Ada banyak cerita Malin Kundang (MK). Masing-masing cerita itu tumbuh dan
berkembang. Bermula dari cerita rakyat yang berkembang dari
mulut-telinga-mulut, kemudian dibukukan. Selanjutnya muncul MK dalam bentuk
kreatifitas lain seperti puisi, cerpen, film, sinetron, dan esai. Semua cerita
itu tetap saja tentang kedurhakaan, akan tetapi tidak saja durhaka antara anak
dan ibu, namun juga kedurhakaan ibu kepada anak, dan pengarang kepada pembaca. Malin Kundang susunan Syamsuddin Udin
(bertolak dari dendang rebab), Malin
Kundang, Ibunya Durhaka cerpen A. A. Navis; Malinkundang, Malinkundangkah
Engkau? Puisi Hamid Jabbar; Malin
Kundang naskah drama Wisrann Hadi; Potret
Seorang Penyair Muda Sebagai Si Malin Kundang karya Goenawan Mohammad; Liem Khoon Doang karya Wisran Hadi; Malin Kundang Menantang Mitosnya karya
Umar Junus; Malin Kundang Millenium
karya Alwi Karmena; Malin Kundang sinetron
SCTV; dan Malin Kundang 2000 karya
Budiar Putra.
Bila kejadian seperti demikian, maka tentulah guru akan sulit
menerangkan atau meyakinkan siswa akan kebenaran cerita Malin Kundang yang
dahulu itu. Hal-hal seperti ini diperlukan kejelian guru dengan memperkaya
bacaan-bacaan tambahan. Dalam proses kreativitas penulis atau sastrawan tidak
saja lagi berdasarkan kehidupan dirinya sendiri atau realitanya sendiri, tetapi
bisa saja berdasarkan pengalaman orang lain. Misalnya novel Saman karya Ayu
Utami yang sangat laris dan terkenal itu. Dalam wawancara beberapa waktu yang
lalu, Ayu Utami menjelaskan bahwa sebenarnya ia belum pernah hidup di Palembang, namun ia bisa
bercerita banyak tentang Palembang.
Hanya sekali saja ia datang ke anjungan minyak lepas pantai, namun hasil
tulisannya mengesankan ia telah bertahun-tahun di sana. Bagitu juga dengan cerita bersambung
berjudul; Si Bungsu karya Makmur Hendrik yang mengisahkan tentang kehidupan
rezim Yakuza di Jepang. Padahal Makmur Hendrik menginjak Jepang setelah novel
itu selesai. Begitu juga dengan cerita-cerita silat Ko Ping Hoo, penulis cerita
silat yang terkenal itu.
Peran karya sastra sangat banyak yang perlu disampaikan kepada
siswa. Sastra bukan saja untuk dibaca dan dinikmati sebagai tugas belajar,
tetapi memegang peran yang lebih luas lagi. Karya sastra dapat saja sebagai
sarana peneguhan struktur sosial masyarakat, seperti Cindur Mato dan Sejarah
Melayu (karya masterpiece dalam khazanah sastra Minangkabau dan Melayu yang
diciptakan dalam rangka peneguhan struktur sosial pada waktu itu. Raja yang
diakui sebagai pemimpin masyarakat itu adalah pemegang kekuasaan tertinggi.
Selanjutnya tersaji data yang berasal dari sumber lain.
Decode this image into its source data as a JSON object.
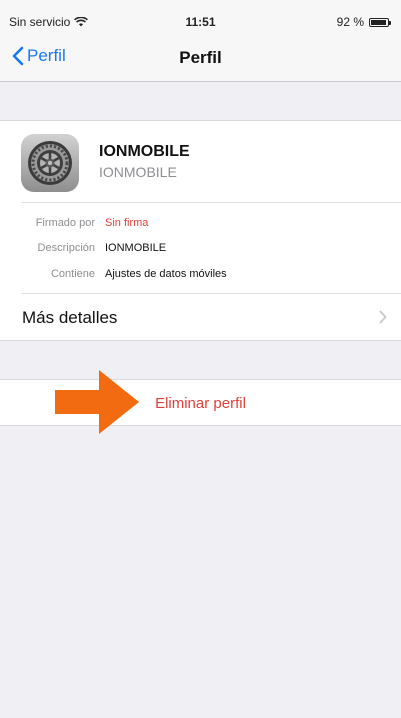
{
  "status_bar": {
    "carrier": "Sin servicio",
    "time": "11:51",
    "battery": "92 %"
  },
  "nav": {
    "back_label": "Perfil",
    "title": "Perfil"
  },
  "profile": {
    "name": "IONMOBILE",
    "subtitle": "IONMOBILE",
    "icon": "settings-gear-icon",
    "fields": [
      {
        "key": "Firmado por",
        "value": "Sin firma",
        "value_color": "#e0403a"
      },
      {
        "key": "Descripción",
        "value": "IONMOBILE"
      },
      {
        "key": "Contiene",
        "value": "Ajustes de datos móviles"
      }
    ],
    "more_details_label": "Más detalles"
  },
  "actions": {
    "delete_label": "Eliminar perfil"
  },
  "colors": {
    "accent": "#1a78f0",
    "destructive": "#e0403a",
    "annotation_arrow": "#f26b10"
  }
}
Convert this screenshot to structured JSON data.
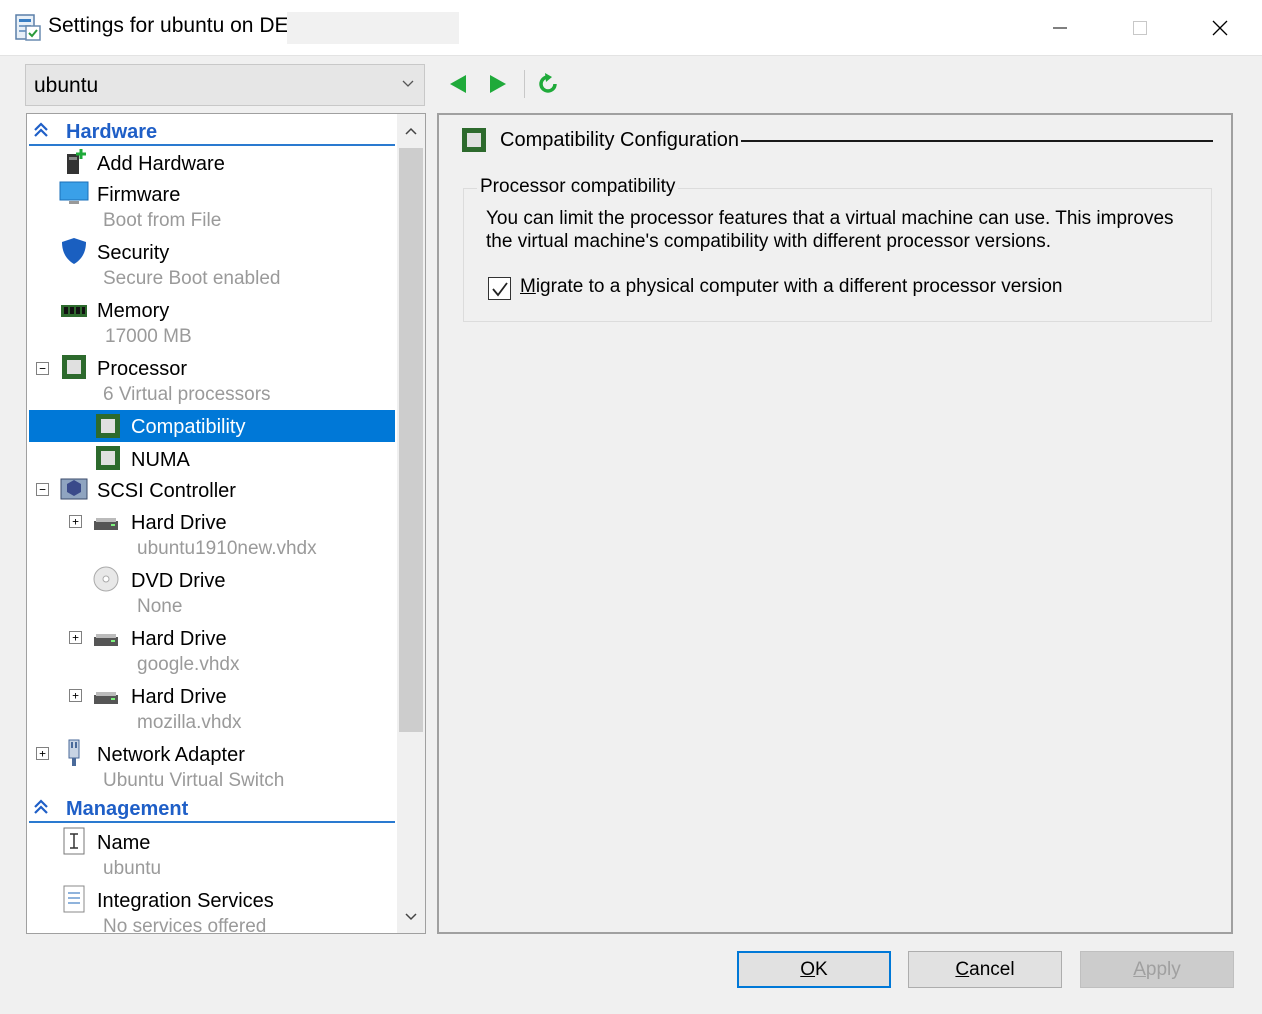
{
  "window": {
    "title": "Settings for ubuntu on DE",
    "minimize_icon": "minimize-icon",
    "maximize_icon": "maximize-icon",
    "close_icon": "close-icon"
  },
  "vm_selector": {
    "value": "ubuntu"
  },
  "toolbar": {
    "prev_icon": "arrow-left-icon",
    "next_icon": "arrow-right-icon",
    "refresh_icon": "refresh-icon"
  },
  "tree": {
    "hardware_header": "Hardware",
    "management_header": "Management",
    "items": {
      "add_hardware": {
        "label": "Add Hardware"
      },
      "firmware": {
        "label": "Firmware",
        "sub": "Boot from File"
      },
      "security": {
        "label": "Security",
        "sub": "Secure Boot enabled"
      },
      "memory": {
        "label": "Memory",
        "sub": "17000 MB"
      },
      "processor": {
        "label": "Processor",
        "sub": "6 Virtual processors"
      },
      "compatibility": {
        "label": "Compatibility"
      },
      "numa": {
        "label": "NUMA"
      },
      "scsi": {
        "label": "SCSI Controller"
      },
      "hdd1": {
        "label": "Hard Drive",
        "sub": "ubuntu1910new.vhdx"
      },
      "dvd": {
        "label": "DVD Drive",
        "sub": "None"
      },
      "hdd2": {
        "label": "Hard Drive",
        "sub": "google.vhdx"
      },
      "hdd3": {
        "label": "Hard Drive",
        "sub": "mozilla.vhdx"
      },
      "network": {
        "label": "Network Adapter",
        "sub": "Ubuntu Virtual Switch"
      },
      "name": {
        "label": "Name",
        "sub": "ubuntu"
      },
      "integration": {
        "label": "Integration Services",
        "sub": "No services offered"
      }
    }
  },
  "panel": {
    "title": "Compatibility Configuration",
    "group_title": "Processor compatibility",
    "desc_line1": "You can limit the processor features that a virtual machine can use. This improves",
    "desc_line2": "the virtual machine's compatibility with different processor versions.",
    "checkbox_label": "Migrate to a physical computer with a different processor version",
    "checkbox_checked": true
  },
  "buttons": {
    "ok": "OK",
    "cancel": "Cancel",
    "apply": "Apply"
  },
  "colors": {
    "selection": "#0078d7",
    "header": "#1f5fc7",
    "arrow_green": "#1faa3a"
  }
}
Kebesaran negara didukung oleh citra rajanya yang berkekuasaan tinggi. Sebagai
penguasa tertinggi, kekuasaannya dibatasi oleh kemahakuasaannya Tuhan. Raja
harus “adil pada memeliharakan rakyat”, “bijaksana”, “baik barang lakunya”, dan
tidak memiliki cela. Raja yang menghukum rakyat dengan tiada salah, hancurlah
negaranya. Terhadap raja yang idaman yang berdaulat itu, rakyat pun tidak boleh
durhaka. Kedurhakaan rakyat akan membawa malapetaka bagi masyarakat dan negara.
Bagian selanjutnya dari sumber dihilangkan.